Maybe that’s all streaked with flaws, so if you find some please hand me over the lottery tickets ; )
I don’t get the relevance of this p(Y|A).
In EDT, you contition on both action and observations.
In this case, the EDT doctor prescribes argmin_A p(Y | A & C)
What’s the problem with that?
There is no problem with what the doctor is doing. The doctor is trying to minimize the number of deaths given that (s)he measures C, as you said.
The question is, how do we quantify what the effect of medicine A on death is? In other words, how do you answer the question “does medicine A help or hurt?” given that you know p(Y,A,C). This is where you don’t want to use p(Y | A). This is because sicker people will die more and get medicine more, hence you might be mislead into thinking that giving people A increases death risk.
Only if you ignore the symptoms.
In medicine you want answer questions of the type “given symptoms C, does medicine A help or hurt?”
Often, but not always (one common issue is the size of C can be very large). Even if you measure all the symptoms, and are interested in the effect of the medicine conditional on these symptoms (what they call “effect modification” in epidemiology) there is the question of confounders you did not measure that would prevent p(Y | A, C) from being equal to the effect you want, which is p(Y | do(A), C).
I suppose that’s what randomized trials are for.
Or you can read my dissertation if you want to answer these types of questions but can’t randomize :).
That’s Simpson’s paradox. CronoDAS argues that EDT fails at it.
No, this is not Simpson’s paradox. Or rather, the reason Simpson’s paradox is counterintuitive is precisely the same reason that you should not use conditional probabilities to represent causal effects. That reason is “confounders,” that is common causes of both your conditioned on variable and your outcome.
Simpson’s paradox is a situation where:
P(E|C) > P(E|not C), but
P(E|C,F) < P(E|not C,F) and P(E|C,not F) < P(E|not C, not F).
If instead of conditioning on C, we use “arbitrary decisions” or do(.), we get that if
P(E|do(C),F) < P(E|do(not C),F), and P(E|do(C),not F) < P(E|do(not C), not F), then
P(E|do(C)) < P(E|do(not C))
which is the intuitive conclusion people like. The issue is that the first set of equations is a perfectly consistent set of constraints on a joint density P(E,C,F). However, people want to interpret that set of constraints causally, e.g. as a guide for making a decision on C. But decisions are not evidence, decisions are do(.). Hence you need the second set of equations, which do have the property of “conserving inequalities by averaging” we want.
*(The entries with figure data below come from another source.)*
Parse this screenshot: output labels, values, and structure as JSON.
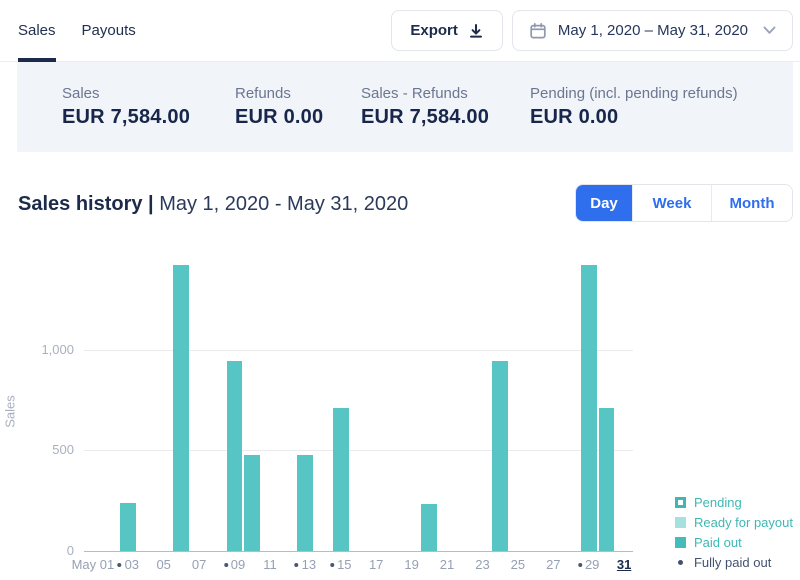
{
  "header": {
    "tabs": [
      {
        "label": "Sales",
        "active": true
      },
      {
        "label": "Payouts",
        "active": false
      }
    ],
    "export_label": "Export",
    "date_range": "May 1, 2020 – May 31, 2020"
  },
  "summary": {
    "items": [
      {
        "label": "Sales",
        "value": "EUR 7,584.00"
      },
      {
        "label": "Refunds",
        "value": "EUR 0.00"
      },
      {
        "label": "Sales - Refunds",
        "value": "EUR 7,584.00"
      },
      {
        "label": "Pending (incl. pending refunds)",
        "value": "EUR 0.00"
      }
    ]
  },
  "section": {
    "title": "Sales history",
    "divider": " | ",
    "subtitle": "May 1, 2020 - May 31, 2020",
    "view_toggle": [
      {
        "label": "Day",
        "active": true
      },
      {
        "label": "Week",
        "active": false
      },
      {
        "label": "Month",
        "active": false
      }
    ]
  },
  "chart_data": {
    "type": "bar",
    "title": "Sales history",
    "subtitle": "May 1, 2020 - May 31, 2020",
    "ylabel": "Sales",
    "xlabel": "",
    "days": 31,
    "ylim": [
      0,
      1460
    ],
    "grid": true,
    "legend_position": "bottom-right",
    "yticks": [
      {
        "value": 0,
        "label": "0"
      },
      {
        "value": 500,
        "label": "500"
      },
      {
        "value": 1000,
        "label": "1,000"
      }
    ],
    "bars": [
      {
        "day": 3,
        "value": 238,
        "status": "paid_out"
      },
      {
        "day": 6,
        "value": 1420,
        "status": "paid_out"
      },
      {
        "day": 9,
        "value": 946,
        "status": "paid_out"
      },
      {
        "day": 10,
        "value": 478,
        "status": "paid_out"
      },
      {
        "day": 13,
        "value": 478,
        "status": "paid_out"
      },
      {
        "day": 15,
        "value": 712,
        "status": "paid_out"
      },
      {
        "day": 20,
        "value": 234,
        "status": "paid_out"
      },
      {
        "day": 24,
        "value": 946,
        "status": "paid_out"
      },
      {
        "day": 29,
        "value": 1420,
        "status": "paid_out"
      },
      {
        "day": 30,
        "value": 712,
        "status": "paid_out"
      }
    ],
    "x_ticks": [
      {
        "day": 1,
        "label": "May 01"
      },
      {
        "day": 3,
        "label": "03",
        "paid_dot": true
      },
      {
        "day": 5,
        "label": "05"
      },
      {
        "day": 7,
        "label": "07"
      },
      {
        "day": 9,
        "label": "09",
        "paid_dot": true
      },
      {
        "day": 11,
        "label": "11"
      },
      {
        "day": 13,
        "label": "13",
        "paid_dot": true
      },
      {
        "day": 15,
        "label": "15",
        "paid_dot": true
      },
      {
        "day": 17,
        "label": "17"
      },
      {
        "day": 19,
        "label": "19"
      },
      {
        "day": 21,
        "label": "21"
      },
      {
        "day": 23,
        "label": "23"
      },
      {
        "day": 25,
        "label": "25"
      },
      {
        "day": 27,
        "label": "27"
      },
      {
        "day": 29,
        "label": "29",
        "paid_dot": true
      },
      {
        "day": 31,
        "label": "31",
        "emphasis": true
      }
    ],
    "legend": [
      {
        "label": "Pending",
        "swatch": "outline"
      },
      {
        "label": "Ready for payout",
        "swatch": "light"
      },
      {
        "label": "Paid out",
        "swatch": "solid"
      },
      {
        "label": "Fully paid out",
        "swatch": "dot"
      }
    ]
  },
  "colors": {
    "accent_blue": "#2f6fed",
    "bar_teal": "#58c5c5",
    "teal_light": "#a5e2df",
    "legend_teal_text": "#3fb8b3",
    "navy": "#1c2b4a",
    "panel_bg": "#f1f4f8",
    "axis_gray": "#a8b0c0"
  }
}
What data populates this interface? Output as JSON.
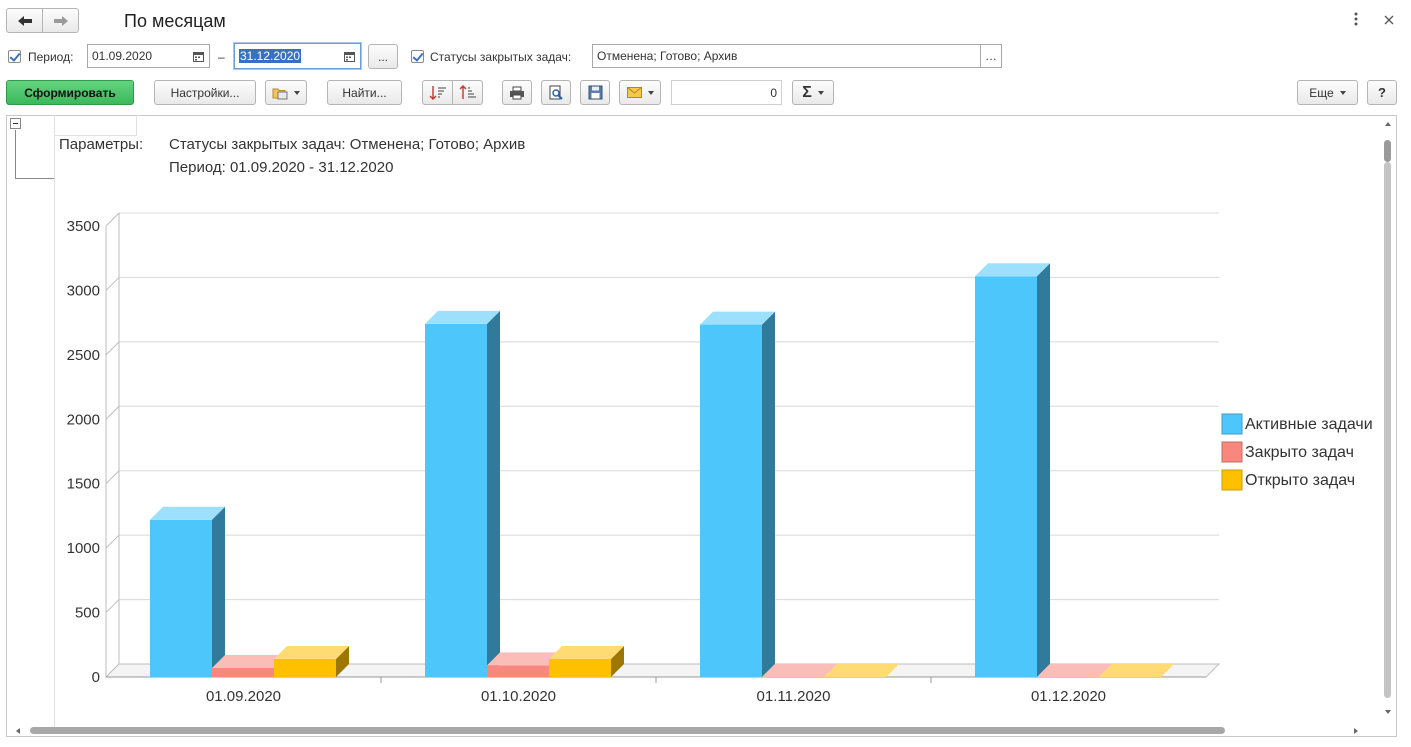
{
  "window": {
    "title": "По месяцам"
  },
  "filters": {
    "period_label": "Период:",
    "date_from": "01.09.2020",
    "dash": "–",
    "date_to": "31.12.2020",
    "more_label": "...",
    "statuses_label": "Статусы закрытых задач:",
    "statuses_value": "Отменена; Готово; Архив"
  },
  "toolbar": {
    "generate_label": "Сформировать",
    "settings_label": "Настройки...",
    "find_label": "Найти...",
    "sum_value": "0",
    "more_label": "Еще",
    "help_label": "?"
  },
  "report": {
    "params_label": "Параметры:",
    "params_line1": "Статусы закрытых задач: Отменена; Готово; Архив",
    "params_line2": "Период: 01.09.2020 - 31.12.2020"
  },
  "chart_data": {
    "type": "bar",
    "categories": [
      "01.09.2020",
      "01.10.2020",
      "01.11.2020",
      "01.12.2020"
    ],
    "series": [
      {
        "name": "Активные задачи",
        "values": [
          1220,
          2740,
          2735,
          3110
        ],
        "color": "#4dc6fb"
      },
      {
        "name": "Закрыто задач",
        "values": [
          70,
          90,
          0,
          0
        ],
        "color": "#f8877d"
      },
      {
        "name": "Открыто задач",
        "values": [
          140,
          140,
          0,
          0
        ],
        "color": "#ffc000"
      }
    ],
    "ylim": [
      0,
      3500
    ],
    "yticks": [
      0,
      500,
      1000,
      1500,
      2000,
      2500,
      3000,
      3500
    ],
    "grid": true,
    "legend": "right",
    "style": "3d"
  }
}
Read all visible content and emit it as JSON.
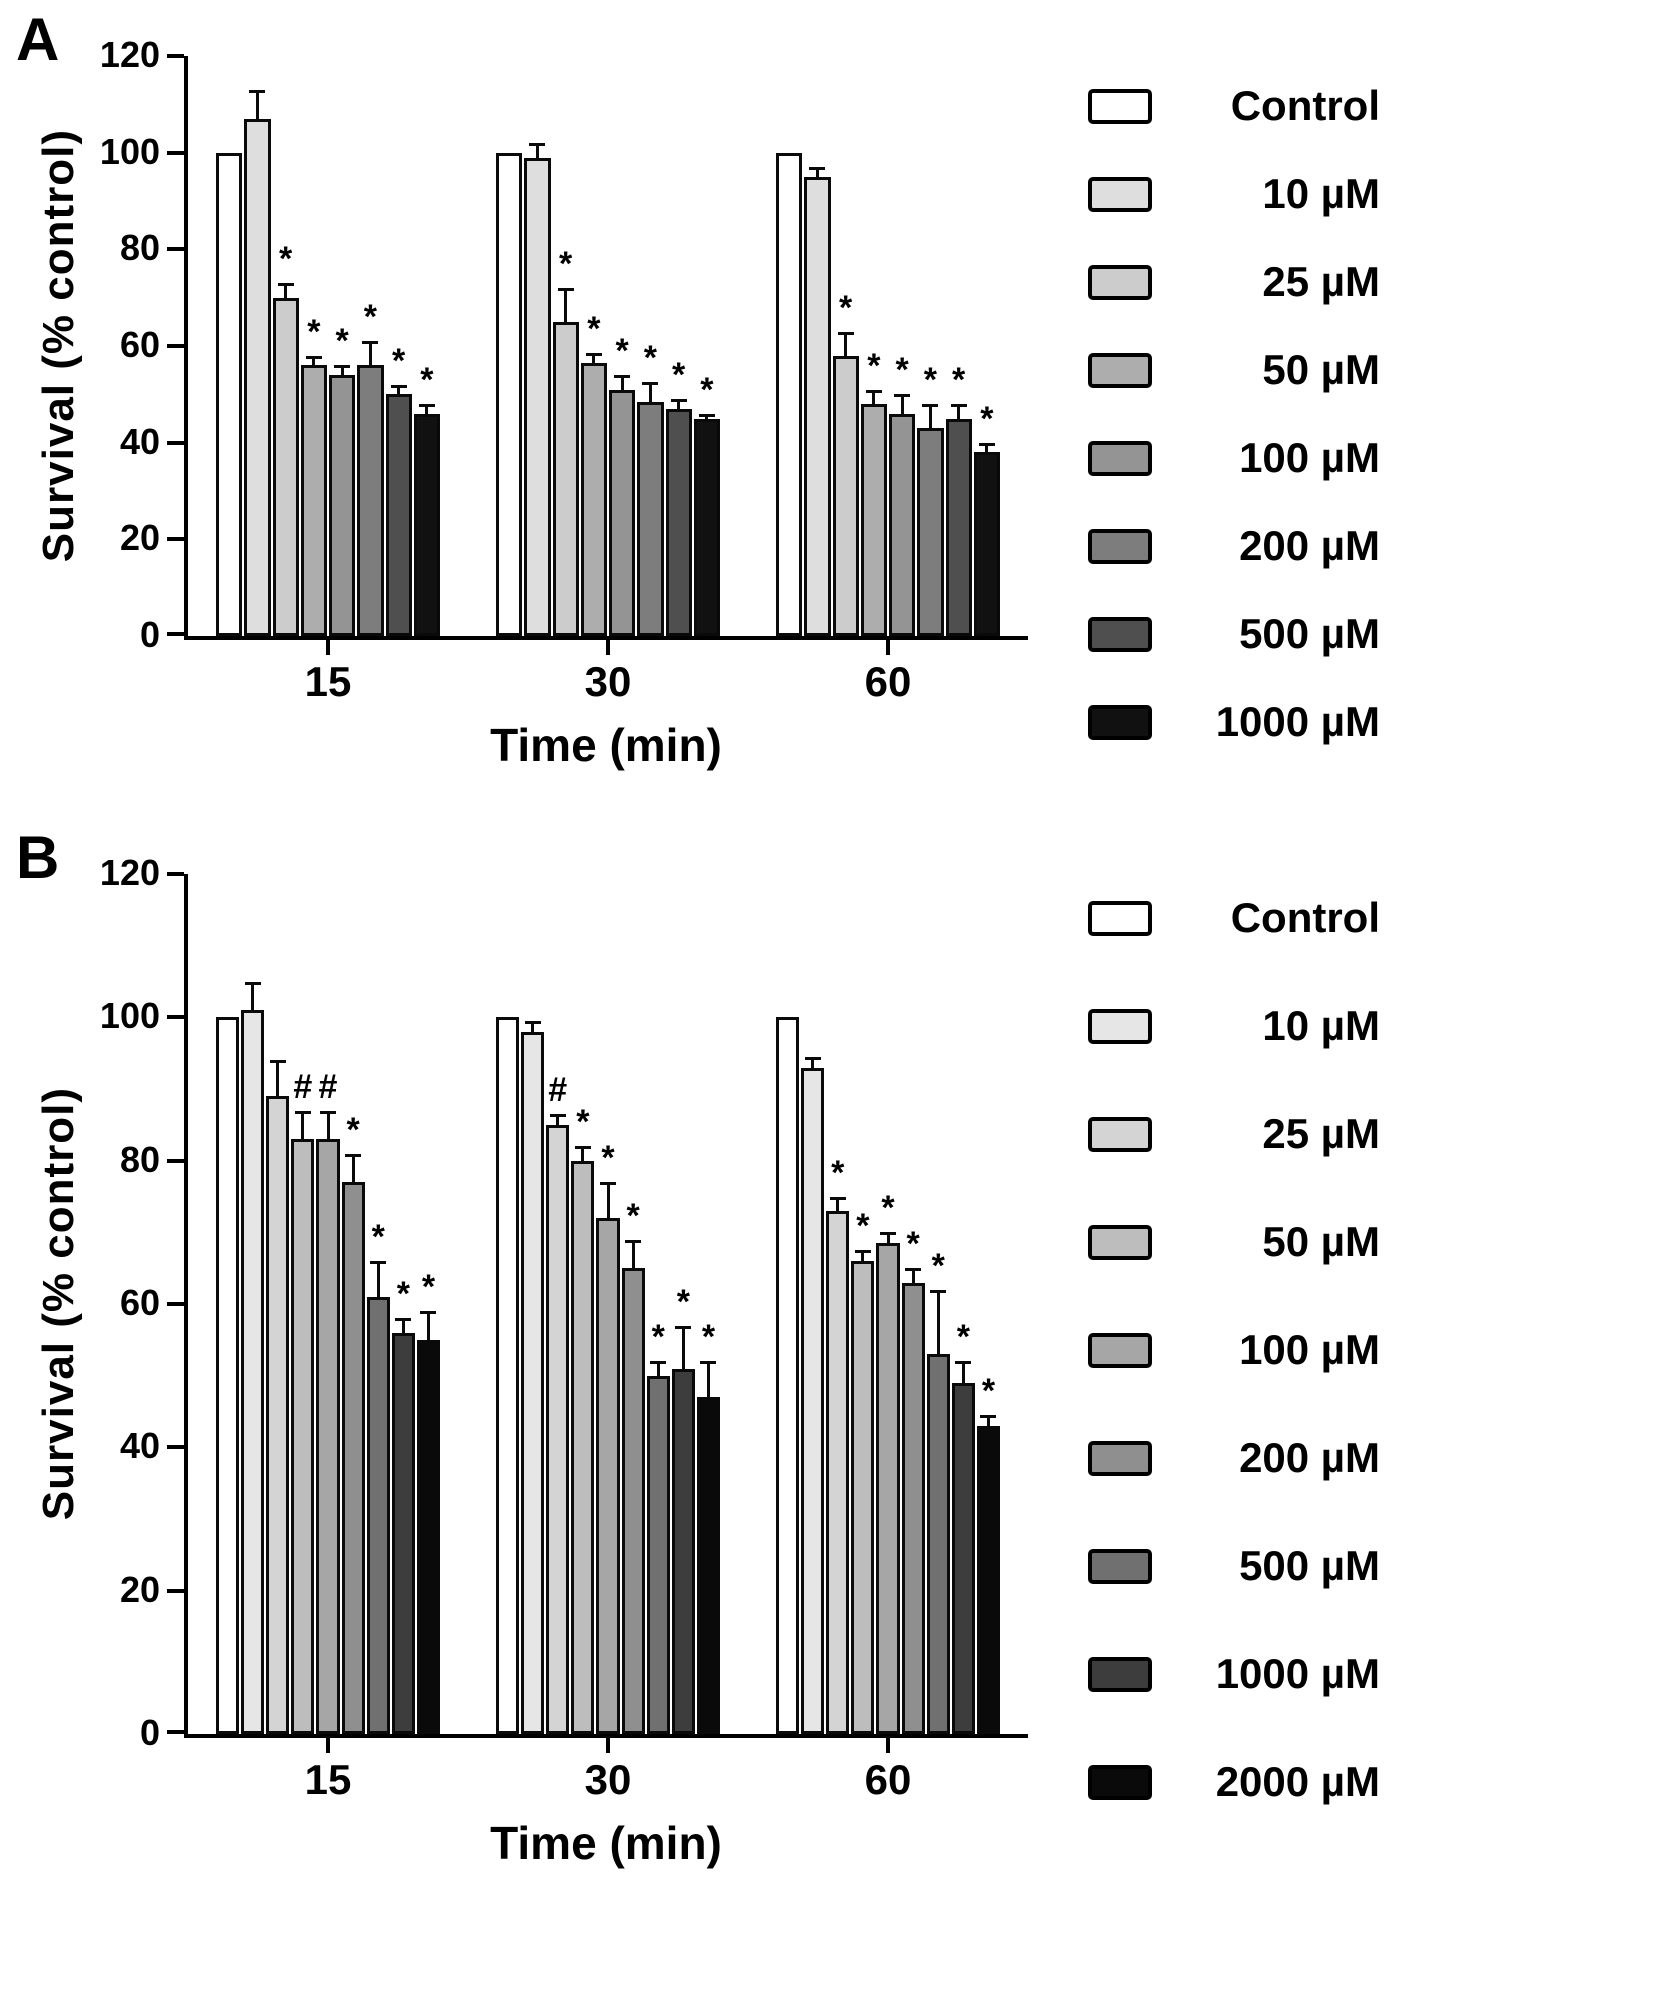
{
  "chart_data": [
    {
      "type": "bar",
      "panel": "A",
      "title": "",
      "xlabel": "Time (min)",
      "ylabel": "Survival (% control)",
      "ylim": [
        0,
        120
      ],
      "yticks": [
        0,
        20,
        40,
        60,
        80,
        100,
        120
      ],
      "categories": [
        "15",
        "30",
        "60"
      ],
      "legend_position": "right",
      "grid": false,
      "error_bars": "upper",
      "series": [
        {
          "name": "Control",
          "color": "#ffffff",
          "values": [
            100,
            100,
            100
          ],
          "errors": [
            0,
            0,
            0
          ],
          "sig": [
            "",
            "",
            ""
          ]
        },
        {
          "name": "10 µM",
          "color": "#dedede",
          "values": [
            107,
            99,
            95
          ],
          "errors": [
            6,
            3,
            2
          ],
          "sig": [
            "",
            "",
            ""
          ]
        },
        {
          "name": "25 µM",
          "color": "#cccccc",
          "values": [
            70,
            65,
            58
          ],
          "errors": [
            3,
            7,
            5
          ],
          "sig": [
            "*",
            "*",
            "*"
          ]
        },
        {
          "name": "50 µM",
          "color": "#adadad",
          "values": [
            56,
            56.5,
            48
          ],
          "errors": [
            2,
            2,
            3
          ],
          "sig": [
            "*",
            "*",
            "*"
          ]
        },
        {
          "name": "100 µM",
          "color": "#949494",
          "values": [
            54,
            51,
            46
          ],
          "errors": [
            2,
            3,
            4
          ],
          "sig": [
            "*",
            "*",
            "*"
          ]
        },
        {
          "name": "200 µM",
          "color": "#7d7d7d",
          "values": [
            56,
            48.5,
            43
          ],
          "errors": [
            5,
            4,
            5
          ],
          "sig": [
            "*",
            "*",
            "*"
          ]
        },
        {
          "name": "500 µM",
          "color": "#4f4f4f",
          "values": [
            50,
            47,
            45
          ],
          "errors": [
            2,
            2,
            3
          ],
          "sig": [
            "*",
            "*",
            "*"
          ]
        },
        {
          "name": "1000 µM",
          "color": "#111111",
          "values": [
            46,
            45,
            38
          ],
          "errors": [
            2,
            1,
            2
          ],
          "sig": [
            "*",
            "*",
            "*"
          ]
        }
      ]
    },
    {
      "type": "bar",
      "panel": "B",
      "title": "",
      "xlabel": "Time (min)",
      "ylabel": "Survival (% control)",
      "ylim": [
        0,
        120
      ],
      "yticks": [
        0,
        20,
        40,
        60,
        80,
        100,
        120
      ],
      "categories": [
        "15",
        "30",
        "60"
      ],
      "legend_position": "right",
      "grid": false,
      "error_bars": "upper",
      "series": [
        {
          "name": "Control",
          "color": "#ffffff",
          "values": [
            100,
            100,
            100
          ],
          "errors": [
            0,
            0,
            0
          ],
          "sig": [
            "",
            "",
            ""
          ]
        },
        {
          "name": "10 µM",
          "color": "#e6e6e6",
          "values": [
            101,
            98,
            93
          ],
          "errors": [
            4,
            1.5,
            1.5
          ],
          "sig": [
            "",
            "",
            ""
          ]
        },
        {
          "name": "25 µM",
          "color": "#d4d4d4",
          "values": [
            89,
            85,
            73
          ],
          "errors": [
            5,
            1.5,
            2
          ],
          "sig": [
            "",
            "#",
            "*"
          ]
        },
        {
          "name": "50 µM",
          "color": "#bdbdbd",
          "values": [
            83,
            80,
            66
          ],
          "errors": [
            4,
            2,
            1.5
          ],
          "sig": [
            "#",
            "*",
            "*"
          ]
        },
        {
          "name": "100 µM",
          "color": "#a6a6a6",
          "values": [
            83,
            72,
            68.5
          ],
          "errors": [
            4,
            5,
            1.5
          ],
          "sig": [
            "#",
            "*",
            "*"
          ]
        },
        {
          "name": "200 µM",
          "color": "#8f8f8f",
          "values": [
            77,
            65,
            63
          ],
          "errors": [
            4,
            4,
            2
          ],
          "sig": [
            "*",
            "*",
            "*"
          ]
        },
        {
          "name": "500 µM",
          "color": "#707070",
          "values": [
            61,
            50,
            53
          ],
          "errors": [
            5,
            2,
            9
          ],
          "sig": [
            "*",
            "*",
            "*"
          ]
        },
        {
          "name": "1000 µM",
          "color": "#3d3d3d",
          "values": [
            56,
            51,
            49
          ],
          "errors": [
            2,
            6,
            3
          ],
          "sig": [
            "*",
            "*",
            "*"
          ]
        },
        {
          "name": "2000 µM",
          "color": "#0a0a0a",
          "values": [
            55,
            47,
            43
          ],
          "errors": [
            4,
            5,
            1.5
          ],
          "sig": [
            "*",
            "*",
            "*"
          ]
        }
      ]
    }
  ]
}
See also: http://bayes.cs.ucla.edu/R264.pdf
In my example, the issue was that p(Y|do(A)) was different from p(Y|A) due to the confounding effect of “health status” C. The point is that interventions remove the influence of confounding common causes by “being arbitrary” and not depending on them.
EDT, and more generally standard probability theory, simply fails on causality due to a lack of explicit axiomatization of causal notions like “confounder” or “effect.”
Your linked pdf does not exist.
Fixed—there was an unintended period at the end. Sorry about that.
Thanks! That’s a really nice summary.